In the context of treatment sequencing, a pertinent question is the optimal approach in patients with HER2-positive mBC progressing on T‑DXd. A French retrospective multicenter trial evaluated outcome of 101 patients receiving the third-generation tyrosine kinase inhibitor (TKI) tucatinib in combination with trastuzumab/capecitabine (TTC) as next subsequent treatment line [14]. Patients had received a median of four prior treatment lines for mBC and median duration of T‑DXd therapy was 8.9 months, suggesting this to be a heavily pretreated population. At a median follow-up of 11.6 months, median PFS on TTC was 4.7 months, and median OS 13.4 months. In patients with brain metastases, median PFS was comparable but longer in patients discontinuing T‑DXd due to toxicity instead of progression (7.3 months vs. 4.4 months).

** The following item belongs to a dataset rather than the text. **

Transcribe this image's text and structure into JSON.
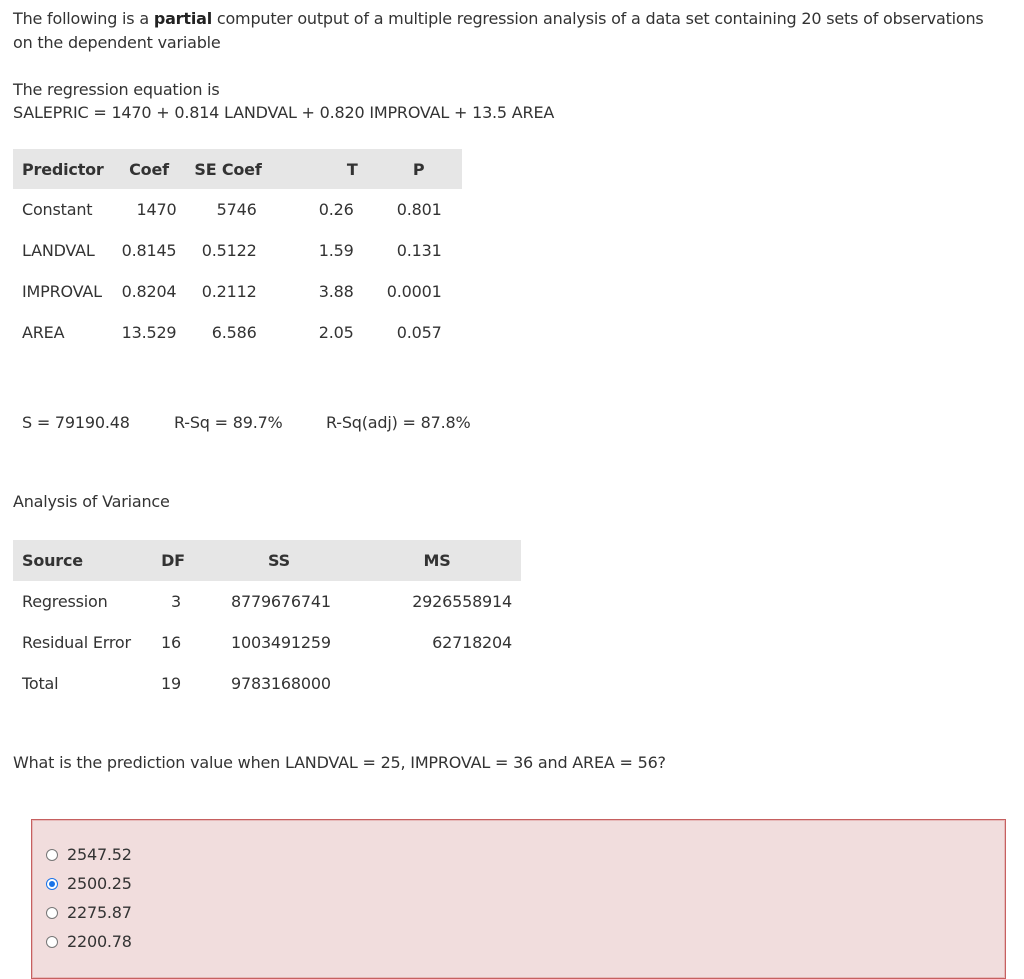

With the caveat of a relatively small retrospective cohort, these data indicate the potential activity of further HER2-directed treatment in HER2-positive mBC patients after T‑DXd and suggest that administering TTC as next subsequent line is a reasonable approach. This hypothesis is also strengthened by an analysis of HER2-expression and ERBB2 gene amplification in pre- and posttreatment specimen from HER2-positive and HER2-low metastatic breast cancers and HER2-positive gastrointestinal cancers [15]. In the majority of patients with HER2-positive BC, HER2 remained detectable after T‑DXd, suggesting target-independent mechanisms of T‑DXd resistance.

Take-home massage

Addition of ribociclib to endocrine therapy reduced recurrence risk in patients with high and intermediate risk HR-positive/HER2-negative early stage BC in the phase III NATALEE study; to allow for full appraisal of these results, longer follow-up is required. Long-term outcome of the neoadjuvant phase II PHERgain trial suggests that chemotherapy de-escalation based upon dynamic biomarkers holds promise in HER2-positive disease. PAM50 risk-of-recurrence score was not predictive for benefit of ovarian function suppression in a biomarker analysis from the SOFT trial. A retrospective analysis questions the need for adjuvant chemotherapy in very small node-negative triple-negative breast cancer. In metastatic breast cancer, the PADA-1 study points at the potential role of repeated liquid biopsies for treatment guidance. A phase II trial of patritumab deruxtecan reported promising response rates with yet another next-generation antibody–drug conjugate. With further innovative treatment options becoming available, the question of sequencing becomes even more pertinent.